Pharmacological Evidence of Inhibitory and Disinhibitory Neuronal Circuits in Dorsal Cochlear Nucleus

Kevin A. Davis and Eric D. Young

Department of Biomedical Engineering and Center for Hearing Sciences, Johns Hopkins University, Baltimore, Maryland 21205

Davis, Kevin A. and Eric D. Young. Pharmacological Evidence of Inhibitory and Disinhibitory Neuronal Circuits in Dorsal Cochlear Nucleus. J. Neurophysiol. 83: 926-940, 2000. The dorsal cochlear nucleus (DCN) is rich in both glycine and GABA inhibitory neurotransmitter systems, and the response properties of its principal cells (pyramidal and giant cells) are strongly shaped by inhibitory inputs. For example, DCN principal cells often display highly nonmonotonic (so-called type IV) input-output functions in response to best-frequency (BF) tones. In this study, the inhibitory inputs onto the principal cell types and onto response types of known inhibitory interneurons were compared before and during iontophoretic application of the glycine- and GABAA-receptor antagonists, strychnine and bicuculline. Strychnine eliminates the central (on-BF) inhibitory area in type IV units, resulting in monotonic BF rate-level curves. Unexpectedly, bicuculline primarily enhances inhibition in principal-cell types; for example, type IV units are inhibited at lower sound levels in the presence of bicuculline. Principal cell types with weaker inhibitory inputs (type IV-T and type III units) are more strongly inhibited in the presence of bicuculline and usually are converted into type IV units. This enhancement of on-BF inhibition by bicuculline suggests a disinhibitory process involving GABAA action on a non-GABAAergic inhibitory pathway.

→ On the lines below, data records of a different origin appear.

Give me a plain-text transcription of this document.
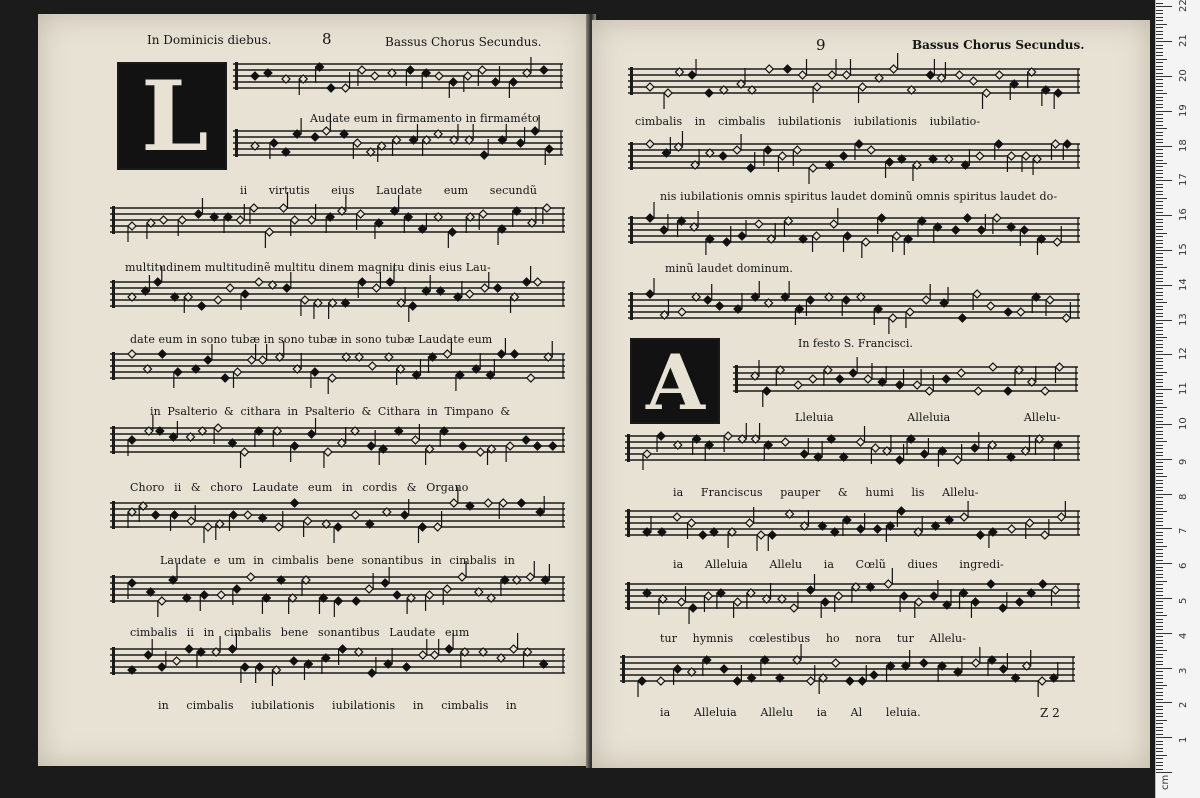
In Dominicis diebus.	8	Bassus Chorus Secundus.
L	Audate eum in firmamento in firmaméto
ii virtutis eius Laudate eum secundũ
multitudinem multitudinẽ multitu dinem magnitu dinis eius Lau-
date eum in sono tubæ in sono tubæ in sono tubæ Laudate eum
in Psalterio & cithara in Psalterio & Cithara in Timpano &
Choro ii & choro Laudate eum in cordis & Organo
Laudate e um in cimbalis bene sonantibus in cimbalis in
cimbalis ii in cimbalis bene sonantibus Laudate eum
in cimbalis iubilationis iubilationis in cimbalis in
9	Bassus Chorus Secundus.
A	In festo S. Francisci.
cimbalis in cimbalis iubilationis iubilationis iubilatio-
nis iubilationis omnis spiritus laudet dominũ omnis spiritus laudet do-
minũ laudet dominum.
Lleluia Alleluia Allelu-
ia Franciscus pauper & humi lis Allelu-
ia Alleluia Allelu ia Cœlũ diues ingredi-
tur hymnis cœlestibus ho nora tur Allelu-
ia Alleluia Allelu ia Al leluia.	Z 2
cm
1
2
3
4
5
6
7
8
9
10
11
12
13
14
15
16
17
18
19
20
21
22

This latter pathway is probably glycinergic and involves type II units (deep-layer vertical cells) and/or complex-spiking units (superficial cartwheel cells) because both of these unit types are disinhibited by bicuculline. One intrinsic GABAA source could be the superficial stellate cells in DCN because bicuculline partly blocks the inhibition evoked by somatosensory-stimulated activation of the superficial granule-cell circuitry in DCN. Taken together, the results suggest that glycinergic circuits mediate directly the inhibition of DCN principal cells, but that GABAAergic circuits modulate the strength of the inhibition.